Pour d’autres décisionnaires, d’une part la réception de chabbat est indépendante de l’allumage et d’autre part, il faut réciter la bénédiction avant d’allumer les nerot tout comme on récite une bénédiction avant d’accomplir n’importe quelle mitsva. Dans ce cas, puisqu’on ne reçoit pas chabbat automatiquement par l’allumage, si une femme souhaite tout de même recevoir chabbat en allumant, nos sages disent qu’elle doit d’abord terminer l’allumage de toutes les lumières puis accepter le chabbat de vive voix.

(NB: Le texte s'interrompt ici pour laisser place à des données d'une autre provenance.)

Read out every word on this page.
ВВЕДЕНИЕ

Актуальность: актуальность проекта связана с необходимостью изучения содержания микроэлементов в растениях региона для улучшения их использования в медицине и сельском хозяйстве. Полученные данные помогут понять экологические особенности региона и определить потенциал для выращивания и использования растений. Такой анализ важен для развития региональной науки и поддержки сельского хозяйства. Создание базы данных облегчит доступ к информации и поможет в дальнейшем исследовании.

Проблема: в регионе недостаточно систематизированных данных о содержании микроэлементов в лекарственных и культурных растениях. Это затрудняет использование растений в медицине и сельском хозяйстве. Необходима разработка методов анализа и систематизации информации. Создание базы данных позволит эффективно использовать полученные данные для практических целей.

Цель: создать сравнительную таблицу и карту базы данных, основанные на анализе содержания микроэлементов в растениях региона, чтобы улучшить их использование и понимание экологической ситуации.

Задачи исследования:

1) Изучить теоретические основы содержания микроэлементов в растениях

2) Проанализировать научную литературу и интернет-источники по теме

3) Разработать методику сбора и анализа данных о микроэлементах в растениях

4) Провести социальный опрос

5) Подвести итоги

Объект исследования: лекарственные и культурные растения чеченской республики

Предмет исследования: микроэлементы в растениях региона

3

Les sefardim suivent ce second avis. Cependant, dans la majorité des communautés séfarades d’Afrique du Nord, la coutume est de faire la berakha après avoir allumé les nerot et ainsi recevoir le Chabbat automatiquement par la berakha, comme pour les ashkenazim. Le Ben Ich ‘Hai nous enseigne que dès que la femme a terminé d’allumer les nerot, elle doit immédiatement se débarrasser de l’allumette et placer aussitôt ses mains sur ses yeux qu’elle doit garder fermés (pour ne pas profiter de la lumière avant d’avoir récité la bénédiction) et réciter la berakha sans attendre. Ensuite, elle ouvrira ses yeux et contemplera les lumières et leur lueur se répandre.

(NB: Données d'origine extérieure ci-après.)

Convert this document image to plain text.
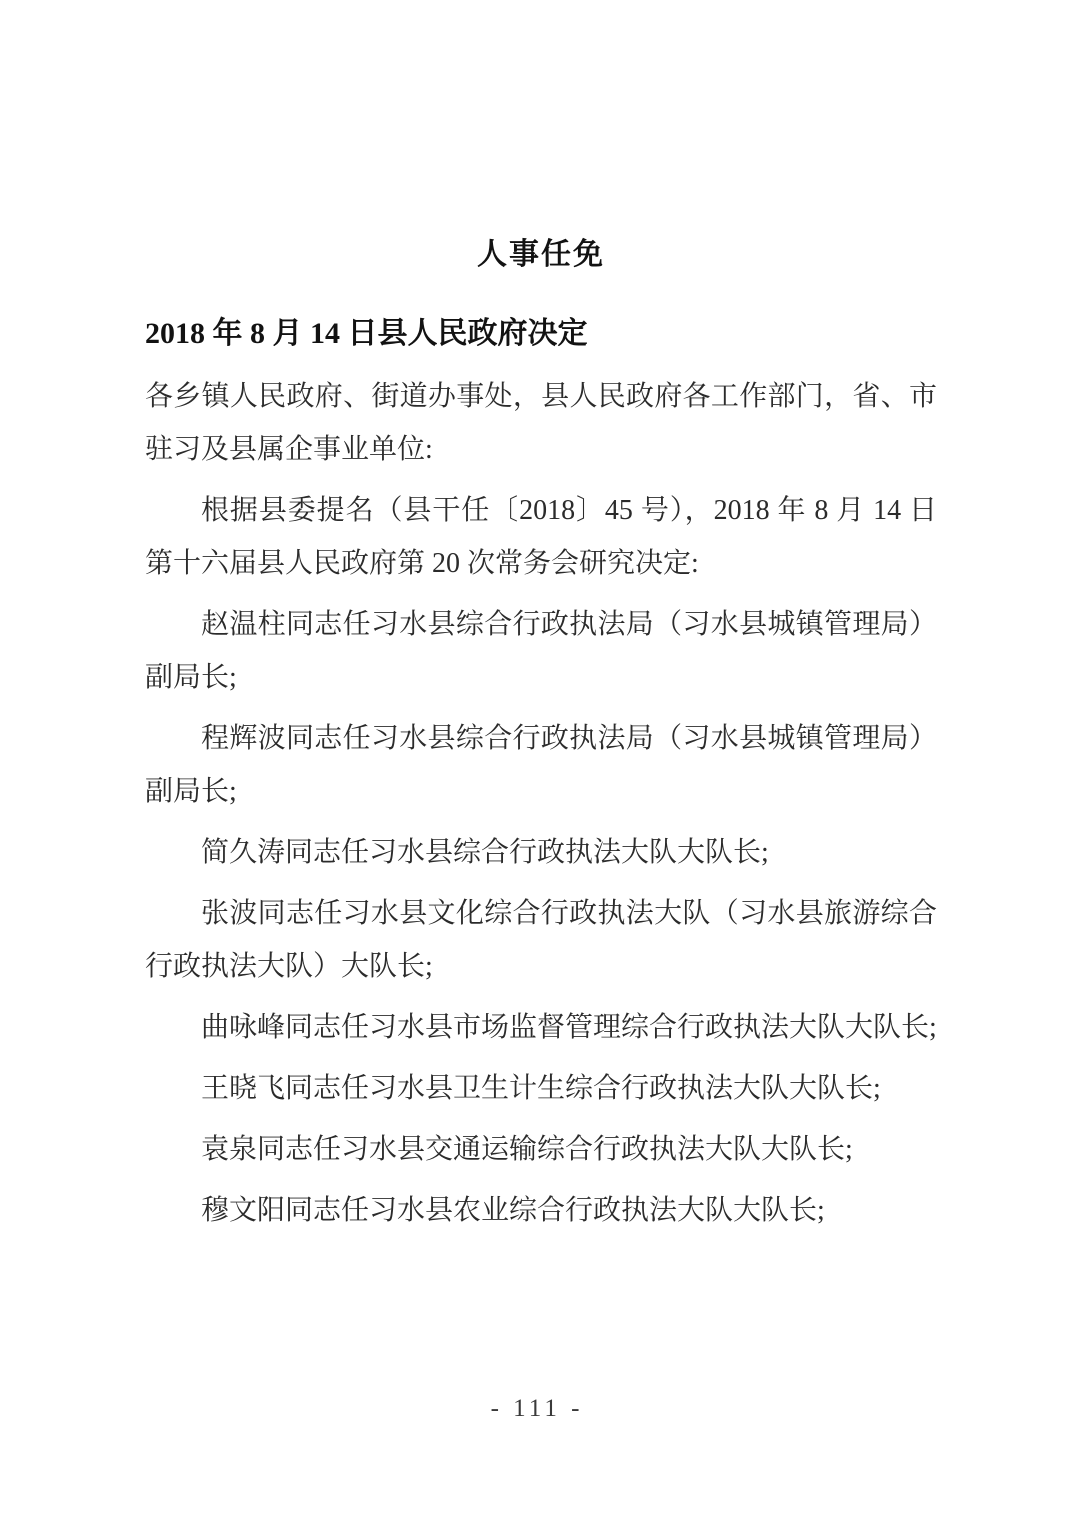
人事任免
2018 年 8 月 14 日县人民政府决定

各乡镇人民政府、街道办事处，县人民政府各工作部门，省、市驻习及县属企事业单位:

根据县委提名（县干任〔2018〕45 号），2018 年 8 月 14 日第十六届县人民政府第 20 次常务会研究决定:

赵温柱同志任习水县综合行政执法局（习水县城镇管理局）副局长;

程辉波同志任习水县综合行政执法局（习水县城镇管理局）副局长;

简久涛同志任习水县综合行政执法大队大队长;

张波同志任习水县文化综合行政执法大队（习水县旅游综合行政执法大队）大队长;

曲咏峰同志任习水县市场监督管理综合行政执法大队大队长;

王晓飞同志任习水县卫生计生综合行政执法大队大队长;

袁泉同志任习水县交通运输综合行政执法大队大队长;

穆文阳同志任习水县农业综合行政执法大队大队长;

- 111 -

Concernant une femme qui reçoit chabbat en récitant la berakha après avoir allumé,la partie du jour restante avant le coucher du soleil est à présent sanctifiée. Elle n’a donc plus le droit de travailler ni de faire des travaux interdits (à l’exception de certains cas précis que l’on ne détaillera pas ici). De même, elle ne pourra plus manger ni boire jusqu’au Kiddouch. C’est aussi la raison, comme l’enseigne le Ben Ich ‘Hai, pour laquelle certaines femmes n’éteignent pas l’allumette dont elles se sont servies pour allumer mais la jettent dans une coupelle afin que l’allumette s’éteigne toute seule.

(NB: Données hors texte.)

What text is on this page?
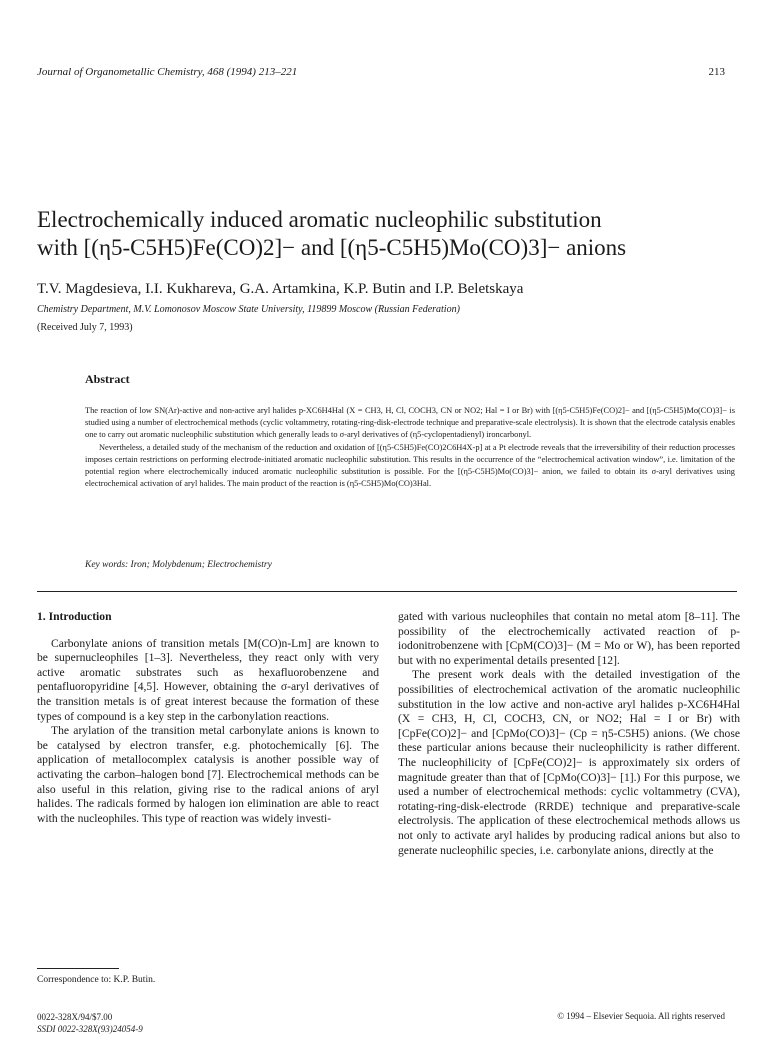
Journal of Organometallic Chemistry, 468 (1994) 213–221	213
Electrochemically induced aromatic nucleophilic substitution
with [(η5-C5H5)Fe(CO)2]− and [(η5-C5H5)Mo(CO)3]− anions
T.V. Magdesieva, I.I. Kukhareva, G.A. Artamkina, K.P. Butin and I.P. Beletskaya
Chemistry Department, M.V. Lomonosov Moscow State University, 119899 Moscow (Russian Federation)
(Received July 7, 1993)
Abstract

The reaction of low SN(Ar)-active and non-active aryl halides p-XC6H4Hal (X = CH3, H, Cl, COCH3, CN or NO2; Hal = I or Br) with [(η5-C5H5)Fe(CO)2]− and [(η5-C5H5)Mo(CO)3]− is studied using a number of electrochemical methods (cyclic voltammetry, rotating-ring-disk-electrode technique and preparative-scale electrolysis). It is shown that the electrode catalysis enables one to carry out aromatic nucleophilic substitution which generally leads to σ-aryl derivatives of (η5-cyclopentadienyl) ironcarbonyl.

Nevertheless, a detailed study of the mechanism of the reduction and oxidation of [(η5-C5H5)Fe(CO)2C6H4X-p] at a Pt electrode reveals that the irreversibility of their reduction processes imposes certain restrictions on performing electrode-initiated aromatic nucleophilic substitution. This results in the occurrence of the “electrochemical activation window”, i.e. limitation of the potential region where electrochemically induced aromatic nucleophilic substitution is possible. For the [(η5-C5H5)Mo(CO)3]− anion, we failed to obtain its σ-aryl derivatives using electrochemical activation of aryl halides. The main product of the reaction is (η5-C5H5)Mo(CO)3Hal.

Key words: Iron; Molybdenum; Electrochemistry
1. Introduction

Carbonylate anions of transition metals [M(CO)n-Lm] are known to be supernucleophiles [1–3]. Nevertheless, they react only with very active aromatic substrates such as hexafluorobenzene and pentafluoropyridine [4,5]. However, obtaining the σ-aryl derivatives of the transition metals is of great interest because the formation of these types of compound is a key step in the carbonylation reactions.

The arylation of the transition metal carbonylate anions is known to be catalysed by electron transfer, e.g. photochemically [6]. The application of metallocomplex catalysis is another possible way of activating the carbon–halogen bond [7]. Electrochemical methods can be also useful in this relation, giving rise to the radical anions of aryl halides. The radicals formed by halogen ion elimination are able to react with the nucleophiles. This type of reaction was widely investi-

gated with various nucleophiles that contain no metal atom [8–11]. The possibility of the electrochemically activated reaction of p-iodonitrobenzene with [CpM(CO)3]− (M = Mo or W), has been reported but with no experimental details presented [12].

The present work deals with the detailed investigation of the possibilities of electrochemical activation of the aromatic nucleophilic substitution in the low active and non-active aryl halides p-XC6H4Hal (X = CH3, H, Cl, COCH3, CN, or NO2; Hal = I or Br) with [CpFe(CO)2]− and [CpMo(CO)3]− (Cp = η5-C5H5) anions. (We chose these particular anions because their nucleophilicity is rather different. The nucleophilicity of [CpFe(CO)2]− is approximately six orders of magnitude greater than that of [CpMo(CO)3]− [1].) For this purpose, we used a number of electrochemical methods: cyclic voltammetry (CVA), rotating-ring-disk-electrode (RRDE) technique and preparative-scale electrolysis. The application of these electrochemical methods allows us not only to activate aryl halides by producing radical anions but also to generate nucleophilic species, i.e. carbonylate anions, directly at the

Correspondence to: K.P. Butin.
0022-328X/94/$7.00
SSDI 0022-328X(93)24054-9
© 1994 – Elsevier Sequoia. All rights reserved
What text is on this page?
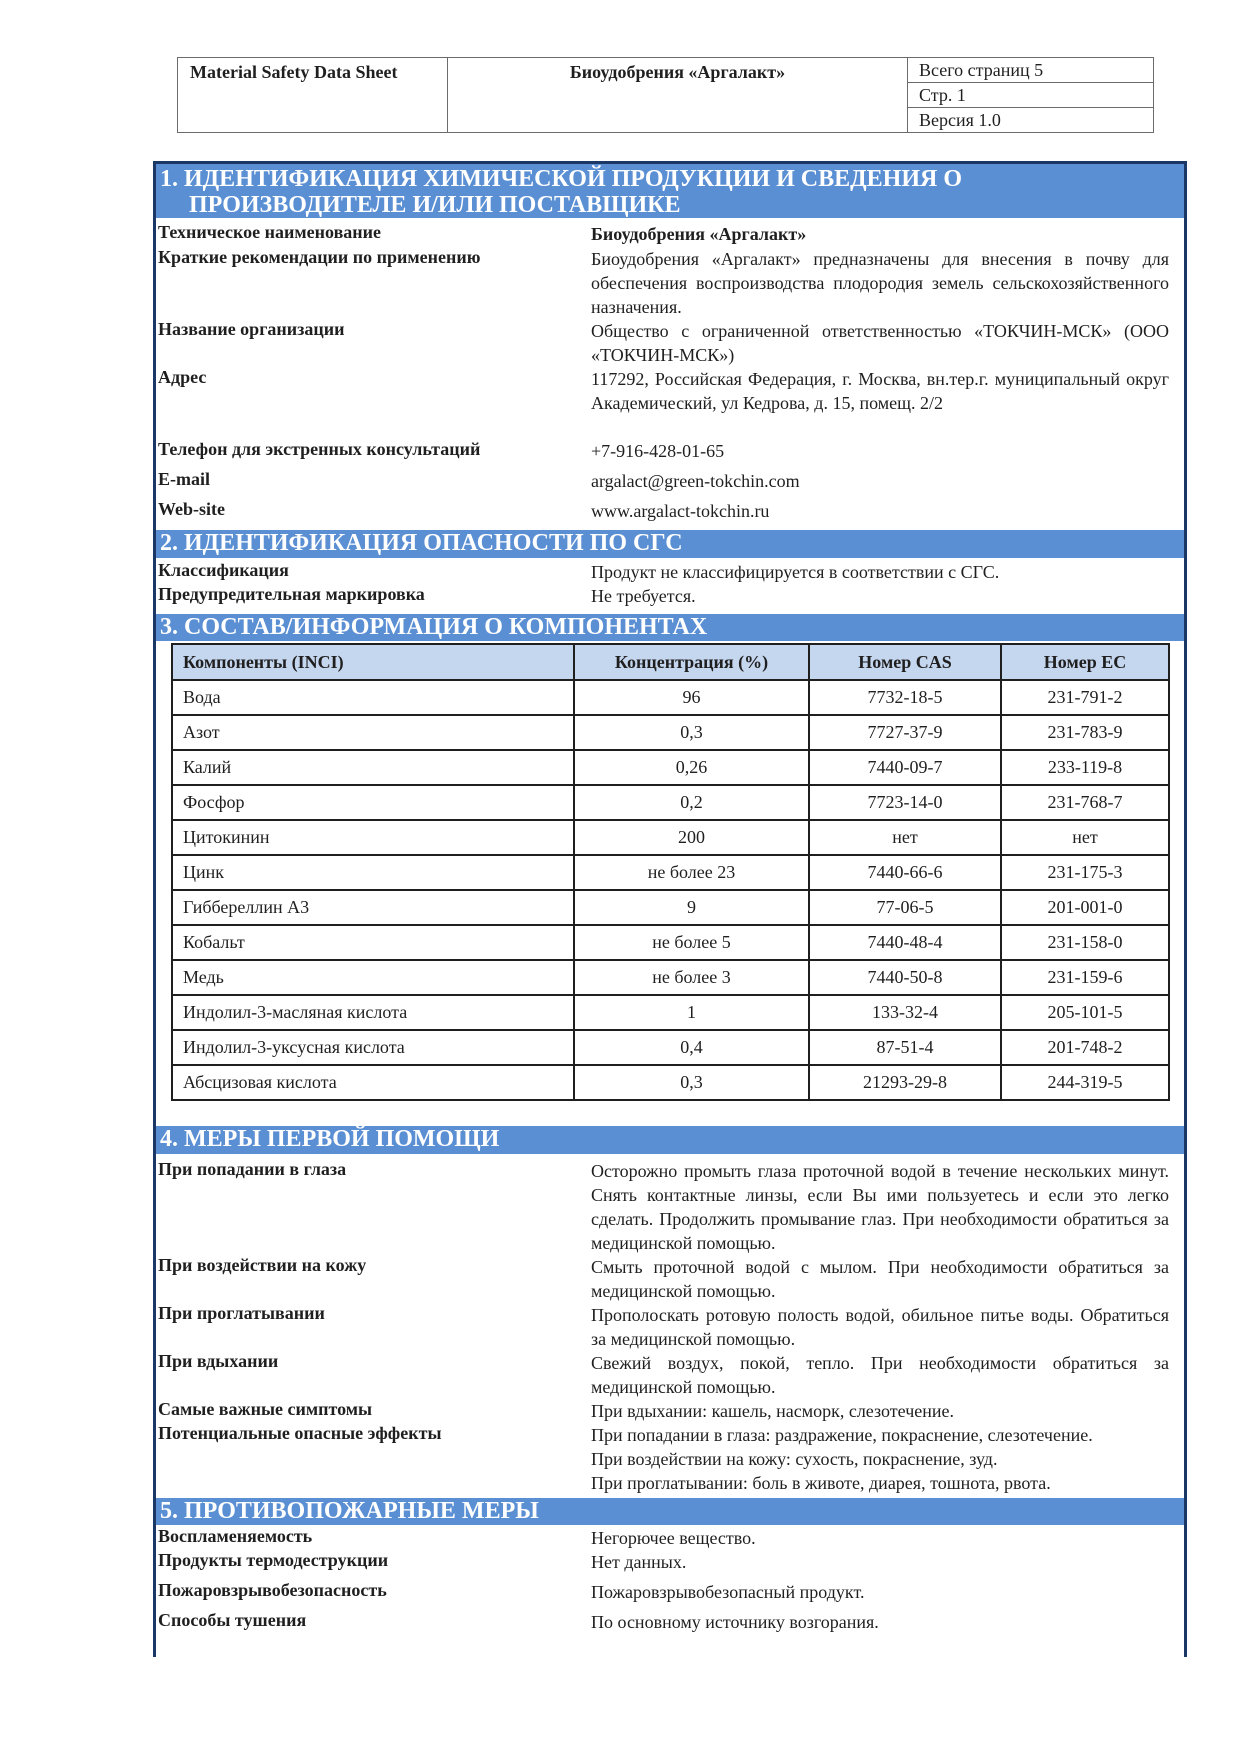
Material Safety Data Sheet	Биоудобрения «Аргалакт»	Всего страниц 5
Стр. 1
Версия 1.0
1. ИДЕНТИФИКАЦИЯ ХИМИЧЕСКОЙ ПРОДУКЦИИ И СВЕДЕНИЯ О
ПРОИЗВОДИТЕЛЕ И/ИЛИ ПОСТАВЩИКЕ
Техническое наименование	Биоудобрения «Аргалакт»
Краткие рекомендации по применению	Биоудобрения «Аргалакт» предназначены для внесения в почву для обеспечения воспроизводства плодородия земель сельскохозяйственного назначения.
Название организации	Общество с ограниченной ответственностью «ТОКЧИН-МСК» (ООО «ТОКЧИН-МСК»)
Адрес	117292, Российская Федерация, г. Москва, вн.тер.г. муниципальный округ Академический, ул Кедрова, д. 15, помещ. 2/2
Телефон для экстренных консультаций	+7-916-428-01-65
E-mail	argalact@green-tokchin.com
Web-site	www.argalact-tokchin.ru
2. ИДЕНТИФИКАЦИЯ ОПАСНОСТИ ПО СГС
Классификация	Продукт не классифицируется в соответствии с СГС.
Предупредительная маркировка	Не требуется.
3. СОСТАВ/ИНФОРМАЦИЯ О КОМПОНЕНТАХ
Компоненты (INCI)	Концентрация (%)	Номер CAS	Номер ЕС
Вода	96	7732-18-5	231-791-2
Азот	0,3	7727-37-9	231-783-9
Калий	0,26	7440-09-7	233-119-8
Фосфор	0,2	7723-14-0	231-768-7
Цитокинин	200	нет	нет
Цинк	не более 23	7440-66-6	231-175-3
Гиббереллин А3	9	77-06-5	201-001-0
Кобальт	не более 5	7440-48-4	231-158-0
Медь	не более 3	7440-50-8	231-159-6
Индолил-3-масляная кислота	1	133-32-4	205-101-5
Индолил-3-уксусная кислота	0,4	87-51-4	201-748-2
Абсцизовая кислота	0,3	21293-29-8	244-319-5
4. МЕРЫ ПЕРВОЙ ПОМОЩИ
При попадании в глаза	Осторожно промыть глаза проточной водой в течение нескольких минут. Снять контактные линзы, если Вы ими пользуетесь и если это легко сделать. Продолжить промывание глаз. При необходимости обратиться за медицинской помощью.
При воздействии на кожу	Смыть проточной водой с мылом. При необходимости обратиться за медицинской помощью.
При проглатывании	Прополоскать ротовую полость водой, обильное питье воды. Обратиться за медицинской помощью.
При вдыхании	Свежий воздух, покой, тепло. При необходимости обратиться за медицинской помощью.
Самые важные симптомы	При вдыхании: кашель, насморк, слезотечение.
Потенциальные опасные эффекты	При попадании в глаза: раздражение, покраснение, слезотечение.
При воздействии на кожу: сухость, покраснение, зуд.
При проглатывании: боль в животе, диарея, тошнота, рвота.
5. ПРОТИВОПОЖАРНЫЕ МЕРЫ
Воспламеняемость	Негорючее вещество.
Продукты термодеструкции	Нет данных.
Пожаровзрывобезопасность	Пожаровзрывобезопасный продукт.
Способы тушения	По основному источнику возгорания.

Cependant pour l’avis selon lequel le fait d’accepter le chabbat ne dépend pas de l’allumageles femmes ont donc le droit de continuer à travailler et à manger et boire également après l’allumage et ce jusqu’à quelques minutes avant le coucher du soleil où elles diront explicitement qu’elles acceptent le chabbat.

Et les hommes ?

Seules les femmes peuvent accepter le chabbat par l’allumage.

Un homme, même dans le cas où il récite la berakha, ne reçoit le chabbat qu’en récitant « Boi Kala Boi Kala » et « Mizmor chir leyom Ha-Chabbat ».

 

Bénédiction sur l’allumage

Avant d’allumer les nerot de chabbat (ou après en fonction des habitudes de chacun), on récite la berakha suivante :

  • ברוך אתה ה’ אלקינו מלך העולם אשר קדשנו במצותיו וצונו להדליק נר של שבת
  • Baroukh ata Ado-naï, Elo-hènou, melekh ha‑olam, asher kideshanou bemitzvotav, vètzivanou lehadlik ner shel chabbat.
  • Béni Tu es, Hachem, notre D. Roi de l’univers, qui nous as sanctifiés par Tes commandements et nous as prescrit d’allumer la lumière du chabbat.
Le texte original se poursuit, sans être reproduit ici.